I don't know what to do
I'm sick of myself. Each day I wake up and hate how I look but here's the thing, people call me pretty. Down to strangers,my mom, sister and just about everyone and I don't see it! It's not some light insecurity, I promise, it makes me want to kill myself. Down to a bad angle or anything. It's on and off whether I think I'm pretty.One moment I feel like a goddess and the next I don't. I just wanna feel okay again and no I can't go to therapy. Please just tell me how to be okay. I have things I like and talent's but nothing can keep my mind off it! What should I do?
We girls do this to each other don’t we?
We greet each other with remarks of how we look and what we are wearing instead of asking how we really are. And it starts so early in our lives! Pressure to be pretty and well dressed.
You say you “ can’t “ get therapy, but that’s exactly what you must do.
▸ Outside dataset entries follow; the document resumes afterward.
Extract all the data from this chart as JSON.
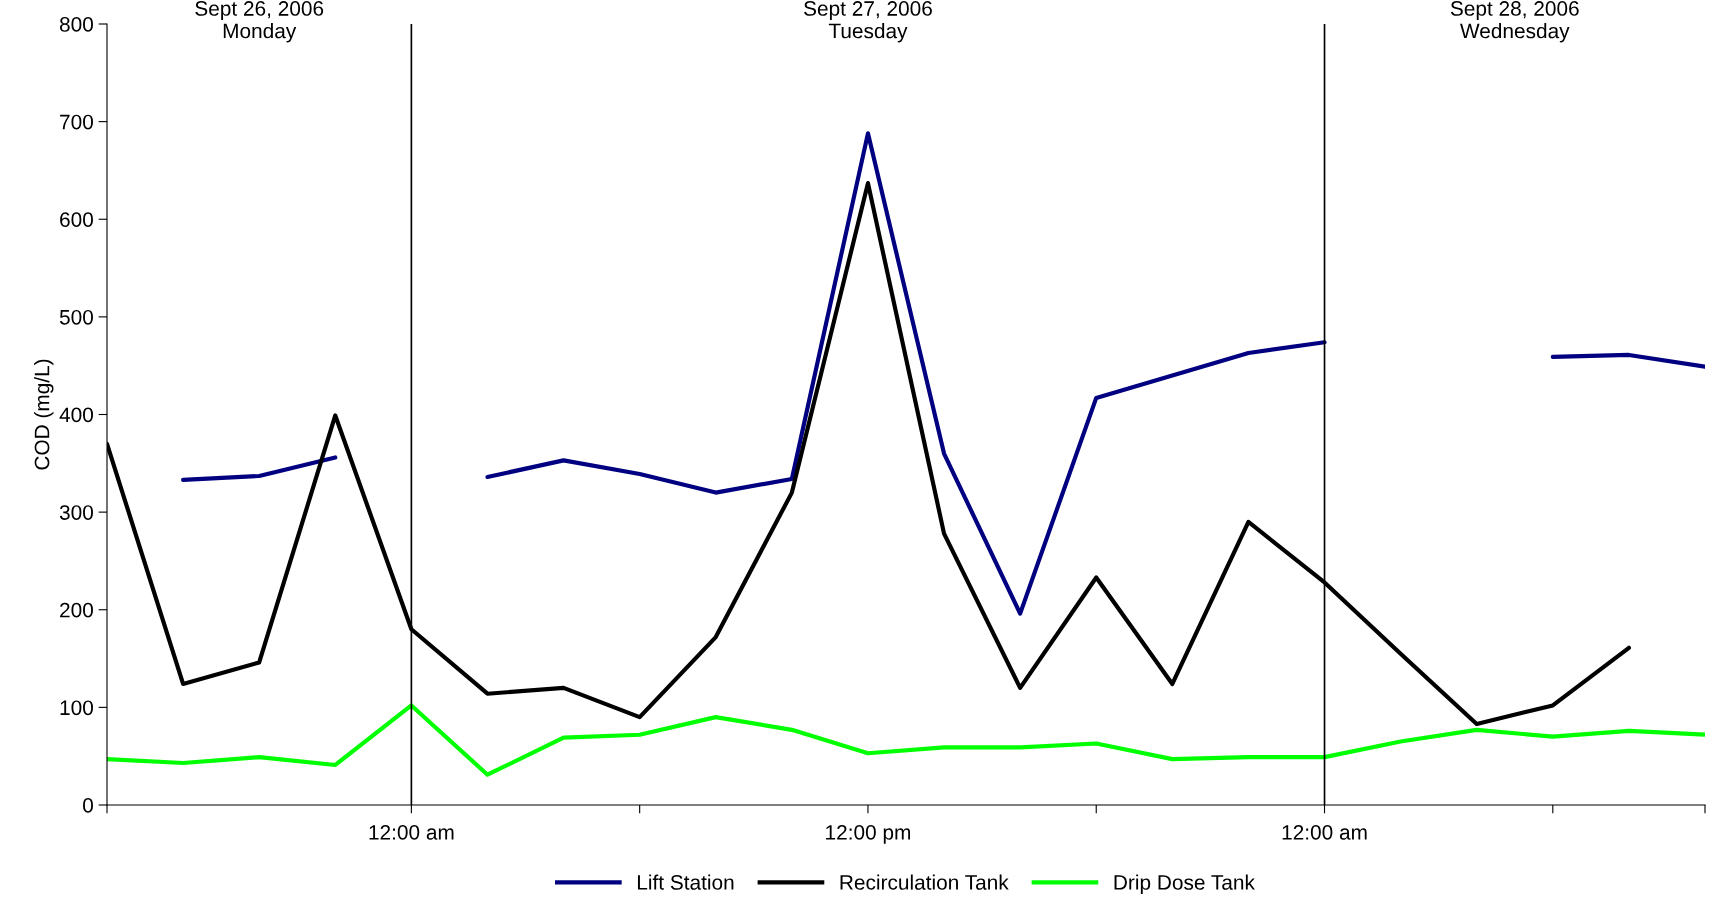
{
  "chart_data": {
    "type": "line",
    "ylabel": "COD (mg/L)",
    "x": [
      "2006-09-26T16:00",
      "2006-09-26T18:00",
      "2006-09-26T20:00",
      "2006-09-26T22:00",
      "2006-09-27T00:00",
      "2006-09-27T02:00",
      "2006-09-27T04:00",
      "2006-09-27T06:00",
      "2006-09-27T08:00",
      "2006-09-27T10:00",
      "2006-09-27T12:00",
      "2006-09-27T14:00",
      "2006-09-27T16:00",
      "2006-09-27T18:00",
      "2006-09-27T20:00",
      "2006-09-27T22:00",
      "2006-09-28T00:00",
      "2006-09-28T02:00",
      "2006-09-28T04:00",
      "2006-09-28T06:00",
      "2006-09-28T08:00",
      "2006-09-28T10:00"
    ],
    "series": [
      {
        "name": "Lift Station",
        "color": "#000080",
        "values": [
          null,
          333,
          337,
          356,
          null,
          336,
          353,
          339,
          320,
          334,
          688,
          360,
          196,
          417,
          440,
          463,
          474,
          null,
          null,
          459,
          461,
          449
        ]
      },
      {
        "name": "Recirculation Tank",
        "color": "#000000",
        "values": [
          370,
          124,
          146,
          399,
          180,
          114,
          120,
          90,
          172,
          320,
          637,
          278,
          120,
          233,
          124,
          290,
          228,
          155,
          83,
          102,
          161,
          null
        ]
      },
      {
        "name": "Drip Dose Tank",
        "color": "#00ff00",
        "values": [
          47,
          43,
          49,
          41,
          102,
          31,
          69,
          72,
          90,
          77,
          53,
          59,
          59,
          63,
          47,
          49,
          49,
          65,
          77,
          70,
          76,
          72
        ]
      }
    ],
    "xlim": [
      "2006-09-26T16:00",
      "2006-09-28T10:00"
    ],
    "xticks": [
      {
        "value": "2006-09-26T16:00",
        "label": null
      },
      {
        "value": "2006-09-27T00:00",
        "label": "12:00 am"
      },
      {
        "value": "2006-09-27T06:00",
        "label": null
      },
      {
        "value": "2006-09-27T12:00",
        "label": "12:00 pm"
      },
      {
        "value": "2006-09-27T18:00",
        "label": null
      },
      {
        "value": "2006-09-28T00:00",
        "label": "12:00 am"
      },
      {
        "value": "2006-09-28T06:00",
        "label": null
      },
      {
        "value": "2006-09-28T10:00",
        "label": null
      }
    ],
    "ylim": [
      0,
      800
    ],
    "yticks": [
      0,
      100,
      200,
      300,
      400,
      500,
      600,
      700,
      800
    ],
    "ref_lines": [
      {
        "axis": "x",
        "value": "2006-09-27T00:00",
        "label": null,
        "color": "#000000"
      },
      {
        "axis": "x",
        "value": "2006-09-28T00:00",
        "label": null,
        "color": "#000000"
      }
    ],
    "annotations": [
      "Sept 26, 2006\nMonday",
      "Sept 27, 2006\nTuesday",
      "Sept 28, 2006\nWednesday"
    ],
    "legend": "bottom",
    "marker": "none",
    "line_style": "solid"
  }
}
You will learn to Take off all the makeup and fashionable clothes and find out who you really are.
So - how come you can't you get therapy?
And what is it you hate?
Doesn't matter what anyone else deems you, does it. You want YOU to feel sure you look pretty.
Here, you're not making that fatal mistake of looking at yourself before you've had time to wake up and de-puff properly, are you?
How old are you? In your teens?
Are you getting annoyed with your face instead of something else, something seemingly elusive? Or do you feel better and more in control of that something else if at least your appearance is cooperating if that other thing(s) isn't?